Ain el-Tiné, 2. Oktober 2024. Fünf Tage nach der Ermordung von Hassan Nasrallah, dem ehemaligen Generalsekretär der Hisbollah, legte das Trio Nabih Berry, Nagib Mikati und Walid Jumblatt die Eckpunkte für die Zeit nach Nasrallah fest. Nach einem als „spontan“ bezeichneten Treffen sprachen sich der Parlamentspräsident, der scheidende Premierminister und der Drusenführer klar für einen Waffenstillstand zwischen Israel und der Hisb aus, für die Umsetzung der Resolution 1701 (2006) des Sicherheitsrates (die u.a. den Rückzug der Kämpfer der pro-iranischen Miliz aus den Gebieten südlich des Litani fordert) und für die rasche Wahl einer Konsensfigur zum Präsidenten der Republik.

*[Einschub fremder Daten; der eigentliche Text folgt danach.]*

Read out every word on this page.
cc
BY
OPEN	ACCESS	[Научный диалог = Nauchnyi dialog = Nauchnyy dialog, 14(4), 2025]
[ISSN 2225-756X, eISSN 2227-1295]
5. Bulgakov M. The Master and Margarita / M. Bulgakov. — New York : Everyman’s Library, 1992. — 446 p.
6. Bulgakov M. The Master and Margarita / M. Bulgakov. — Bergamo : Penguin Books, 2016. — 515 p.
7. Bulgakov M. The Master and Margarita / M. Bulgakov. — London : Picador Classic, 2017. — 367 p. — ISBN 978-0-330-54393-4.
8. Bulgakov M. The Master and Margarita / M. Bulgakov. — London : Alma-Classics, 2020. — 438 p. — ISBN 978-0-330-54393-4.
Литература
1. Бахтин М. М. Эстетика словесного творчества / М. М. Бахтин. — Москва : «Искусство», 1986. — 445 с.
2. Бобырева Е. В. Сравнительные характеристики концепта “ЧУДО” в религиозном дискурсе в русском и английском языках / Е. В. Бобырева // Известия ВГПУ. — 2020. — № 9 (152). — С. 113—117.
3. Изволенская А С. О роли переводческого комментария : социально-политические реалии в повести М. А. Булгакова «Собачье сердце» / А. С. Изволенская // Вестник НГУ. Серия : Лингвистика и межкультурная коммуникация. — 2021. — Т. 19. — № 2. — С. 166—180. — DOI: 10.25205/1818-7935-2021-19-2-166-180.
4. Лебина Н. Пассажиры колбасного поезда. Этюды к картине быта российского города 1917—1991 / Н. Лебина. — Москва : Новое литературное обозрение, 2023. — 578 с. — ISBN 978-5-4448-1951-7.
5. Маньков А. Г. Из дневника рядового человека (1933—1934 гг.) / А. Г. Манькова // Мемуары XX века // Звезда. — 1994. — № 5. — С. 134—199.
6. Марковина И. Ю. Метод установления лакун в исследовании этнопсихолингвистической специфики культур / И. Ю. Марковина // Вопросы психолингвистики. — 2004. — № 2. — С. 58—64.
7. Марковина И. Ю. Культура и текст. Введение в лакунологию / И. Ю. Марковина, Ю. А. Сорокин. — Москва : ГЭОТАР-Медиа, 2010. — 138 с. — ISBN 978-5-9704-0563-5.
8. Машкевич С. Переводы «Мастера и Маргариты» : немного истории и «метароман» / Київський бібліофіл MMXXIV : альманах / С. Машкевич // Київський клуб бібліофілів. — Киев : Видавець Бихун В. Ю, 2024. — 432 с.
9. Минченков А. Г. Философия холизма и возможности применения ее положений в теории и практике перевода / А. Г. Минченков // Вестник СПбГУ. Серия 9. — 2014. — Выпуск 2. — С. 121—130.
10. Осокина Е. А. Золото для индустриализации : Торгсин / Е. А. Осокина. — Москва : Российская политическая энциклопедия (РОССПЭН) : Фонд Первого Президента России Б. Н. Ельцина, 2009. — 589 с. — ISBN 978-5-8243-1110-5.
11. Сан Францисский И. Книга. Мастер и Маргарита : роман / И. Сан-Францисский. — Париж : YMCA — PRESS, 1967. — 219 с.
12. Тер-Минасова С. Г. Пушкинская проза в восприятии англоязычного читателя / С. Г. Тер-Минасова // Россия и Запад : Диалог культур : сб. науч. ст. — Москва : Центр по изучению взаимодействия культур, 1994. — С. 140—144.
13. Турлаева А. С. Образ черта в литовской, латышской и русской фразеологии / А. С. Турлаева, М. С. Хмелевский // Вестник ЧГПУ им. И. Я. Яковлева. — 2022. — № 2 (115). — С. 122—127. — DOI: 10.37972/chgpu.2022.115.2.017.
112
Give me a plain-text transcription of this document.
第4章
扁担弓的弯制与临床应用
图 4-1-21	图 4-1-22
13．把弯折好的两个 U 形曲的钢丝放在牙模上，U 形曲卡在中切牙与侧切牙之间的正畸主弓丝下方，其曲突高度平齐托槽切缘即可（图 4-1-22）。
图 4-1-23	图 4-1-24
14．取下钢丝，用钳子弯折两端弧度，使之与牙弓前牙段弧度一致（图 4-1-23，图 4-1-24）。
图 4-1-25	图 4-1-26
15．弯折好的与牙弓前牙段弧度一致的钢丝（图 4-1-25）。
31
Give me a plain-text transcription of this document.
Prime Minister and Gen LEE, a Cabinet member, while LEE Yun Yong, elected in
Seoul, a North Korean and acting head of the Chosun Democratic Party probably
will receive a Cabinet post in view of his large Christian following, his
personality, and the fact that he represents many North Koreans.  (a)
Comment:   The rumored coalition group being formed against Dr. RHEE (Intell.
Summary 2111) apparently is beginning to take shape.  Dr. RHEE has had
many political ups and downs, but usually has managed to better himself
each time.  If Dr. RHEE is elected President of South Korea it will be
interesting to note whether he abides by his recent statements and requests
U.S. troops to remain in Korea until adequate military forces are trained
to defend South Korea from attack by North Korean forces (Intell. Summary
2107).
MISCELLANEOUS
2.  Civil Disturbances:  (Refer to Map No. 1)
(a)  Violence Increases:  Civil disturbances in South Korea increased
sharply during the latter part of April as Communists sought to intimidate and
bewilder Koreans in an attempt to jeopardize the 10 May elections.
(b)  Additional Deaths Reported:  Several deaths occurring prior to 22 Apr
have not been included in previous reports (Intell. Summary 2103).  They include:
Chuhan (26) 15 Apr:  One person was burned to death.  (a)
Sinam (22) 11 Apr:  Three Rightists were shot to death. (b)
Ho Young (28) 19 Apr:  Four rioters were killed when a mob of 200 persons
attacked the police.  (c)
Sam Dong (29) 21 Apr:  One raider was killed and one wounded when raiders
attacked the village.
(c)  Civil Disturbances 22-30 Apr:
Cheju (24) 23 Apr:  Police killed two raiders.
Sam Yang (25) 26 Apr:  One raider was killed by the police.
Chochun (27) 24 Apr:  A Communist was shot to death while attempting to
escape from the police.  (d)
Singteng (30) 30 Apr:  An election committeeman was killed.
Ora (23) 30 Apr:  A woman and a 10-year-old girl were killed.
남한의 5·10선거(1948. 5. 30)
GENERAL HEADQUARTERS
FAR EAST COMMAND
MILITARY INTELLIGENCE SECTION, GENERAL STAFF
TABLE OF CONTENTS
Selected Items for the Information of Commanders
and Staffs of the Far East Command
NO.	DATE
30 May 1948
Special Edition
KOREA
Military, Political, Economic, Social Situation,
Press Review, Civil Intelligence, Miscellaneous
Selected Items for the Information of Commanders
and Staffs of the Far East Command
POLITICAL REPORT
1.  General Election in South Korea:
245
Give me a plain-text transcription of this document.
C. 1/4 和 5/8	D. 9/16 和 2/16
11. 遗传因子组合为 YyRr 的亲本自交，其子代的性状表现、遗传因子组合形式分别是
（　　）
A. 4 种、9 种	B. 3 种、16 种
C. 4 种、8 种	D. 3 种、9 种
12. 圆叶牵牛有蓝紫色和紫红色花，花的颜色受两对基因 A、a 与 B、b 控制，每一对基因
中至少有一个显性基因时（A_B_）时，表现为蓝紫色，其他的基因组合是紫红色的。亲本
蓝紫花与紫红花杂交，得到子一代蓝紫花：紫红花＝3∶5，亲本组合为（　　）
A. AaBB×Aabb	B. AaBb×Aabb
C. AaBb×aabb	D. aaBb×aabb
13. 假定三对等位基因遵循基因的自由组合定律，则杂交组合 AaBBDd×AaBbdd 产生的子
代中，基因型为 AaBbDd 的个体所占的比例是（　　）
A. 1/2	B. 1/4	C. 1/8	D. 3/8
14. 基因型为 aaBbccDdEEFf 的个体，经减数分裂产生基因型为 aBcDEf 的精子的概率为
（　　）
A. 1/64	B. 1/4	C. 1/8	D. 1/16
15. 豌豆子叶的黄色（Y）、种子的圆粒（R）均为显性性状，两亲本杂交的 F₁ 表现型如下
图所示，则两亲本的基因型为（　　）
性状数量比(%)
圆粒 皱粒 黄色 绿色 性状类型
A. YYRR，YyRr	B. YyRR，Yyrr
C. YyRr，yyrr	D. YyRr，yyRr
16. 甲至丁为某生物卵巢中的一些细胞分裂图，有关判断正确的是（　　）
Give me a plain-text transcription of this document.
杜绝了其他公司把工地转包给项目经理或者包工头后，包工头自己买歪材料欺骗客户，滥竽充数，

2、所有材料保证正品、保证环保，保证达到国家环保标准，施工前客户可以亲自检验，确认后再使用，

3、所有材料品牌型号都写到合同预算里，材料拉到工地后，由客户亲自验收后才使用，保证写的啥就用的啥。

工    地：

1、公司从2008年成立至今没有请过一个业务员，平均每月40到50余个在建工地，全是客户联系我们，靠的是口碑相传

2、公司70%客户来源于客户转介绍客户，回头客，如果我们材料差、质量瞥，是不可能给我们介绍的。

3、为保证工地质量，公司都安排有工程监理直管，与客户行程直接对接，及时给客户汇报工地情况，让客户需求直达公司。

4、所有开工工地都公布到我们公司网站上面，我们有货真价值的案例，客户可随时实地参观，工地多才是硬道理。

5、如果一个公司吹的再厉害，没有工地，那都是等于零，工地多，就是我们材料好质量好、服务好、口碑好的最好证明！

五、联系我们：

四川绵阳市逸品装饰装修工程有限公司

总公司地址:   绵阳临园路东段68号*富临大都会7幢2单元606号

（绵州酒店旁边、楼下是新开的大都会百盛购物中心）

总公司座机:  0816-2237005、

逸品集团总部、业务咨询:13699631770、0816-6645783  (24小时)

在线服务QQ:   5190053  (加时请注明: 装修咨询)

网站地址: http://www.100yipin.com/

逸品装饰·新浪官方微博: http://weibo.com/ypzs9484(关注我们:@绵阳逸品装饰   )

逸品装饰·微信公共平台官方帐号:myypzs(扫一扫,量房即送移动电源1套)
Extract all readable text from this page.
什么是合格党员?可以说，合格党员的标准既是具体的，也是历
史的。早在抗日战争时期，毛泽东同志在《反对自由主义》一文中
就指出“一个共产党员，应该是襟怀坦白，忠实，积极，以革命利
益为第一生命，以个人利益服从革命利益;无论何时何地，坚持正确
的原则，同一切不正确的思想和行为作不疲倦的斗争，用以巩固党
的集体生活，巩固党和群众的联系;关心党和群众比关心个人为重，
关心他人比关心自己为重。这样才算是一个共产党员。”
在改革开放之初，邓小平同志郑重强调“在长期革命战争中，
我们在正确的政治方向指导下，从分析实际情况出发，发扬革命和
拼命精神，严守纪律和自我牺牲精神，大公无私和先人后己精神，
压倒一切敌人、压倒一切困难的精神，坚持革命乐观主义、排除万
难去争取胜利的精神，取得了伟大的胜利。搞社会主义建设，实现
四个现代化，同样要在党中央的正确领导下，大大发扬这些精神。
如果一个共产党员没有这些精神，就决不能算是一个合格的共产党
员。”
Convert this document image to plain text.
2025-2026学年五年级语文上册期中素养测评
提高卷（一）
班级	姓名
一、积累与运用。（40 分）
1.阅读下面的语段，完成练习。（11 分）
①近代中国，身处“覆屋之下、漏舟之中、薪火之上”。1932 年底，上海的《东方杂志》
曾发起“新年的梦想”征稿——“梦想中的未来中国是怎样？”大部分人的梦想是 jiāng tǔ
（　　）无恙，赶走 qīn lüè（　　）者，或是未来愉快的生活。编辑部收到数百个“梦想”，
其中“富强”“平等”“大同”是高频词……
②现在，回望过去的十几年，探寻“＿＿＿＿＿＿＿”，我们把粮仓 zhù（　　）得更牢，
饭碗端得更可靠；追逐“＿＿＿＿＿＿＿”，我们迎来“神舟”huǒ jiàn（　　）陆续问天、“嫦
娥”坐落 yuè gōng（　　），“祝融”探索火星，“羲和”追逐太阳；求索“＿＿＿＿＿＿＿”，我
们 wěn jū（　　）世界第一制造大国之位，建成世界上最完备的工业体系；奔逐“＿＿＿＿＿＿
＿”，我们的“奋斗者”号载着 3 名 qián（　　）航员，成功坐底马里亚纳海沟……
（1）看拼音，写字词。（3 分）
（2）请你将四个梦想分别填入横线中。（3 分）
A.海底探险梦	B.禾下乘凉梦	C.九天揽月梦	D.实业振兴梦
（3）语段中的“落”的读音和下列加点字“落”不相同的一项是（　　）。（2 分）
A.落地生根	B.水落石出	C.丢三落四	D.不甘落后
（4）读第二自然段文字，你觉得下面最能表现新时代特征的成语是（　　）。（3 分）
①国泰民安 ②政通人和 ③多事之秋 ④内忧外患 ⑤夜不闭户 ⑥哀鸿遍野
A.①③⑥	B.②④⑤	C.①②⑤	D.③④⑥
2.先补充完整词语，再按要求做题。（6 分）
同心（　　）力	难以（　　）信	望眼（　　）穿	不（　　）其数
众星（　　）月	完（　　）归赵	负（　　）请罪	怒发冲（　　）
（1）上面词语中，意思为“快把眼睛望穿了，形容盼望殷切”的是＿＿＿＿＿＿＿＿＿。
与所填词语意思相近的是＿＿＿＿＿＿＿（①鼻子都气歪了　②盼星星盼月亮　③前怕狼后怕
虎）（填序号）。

Im Großen und Ganzen fasste das Kommuniqué von Ain el-Tiné also das zusammen, was seit der Eskalation im September letzten Jahres die einheitliche offizielle Position des Libanon zum laufenden Krieg sein sollte. Dies war jedoch aus formalen Gründen nicht der Fall, da die drei muslimischen politischen Führer des Landes diese Position in Abwesenheit der Vertreter der christlichen Gemeinschaft vertraten, die sich zwei Jahre nach dem Machtvakuum in der Präsidentschaft der Republik geschwächt fühlt.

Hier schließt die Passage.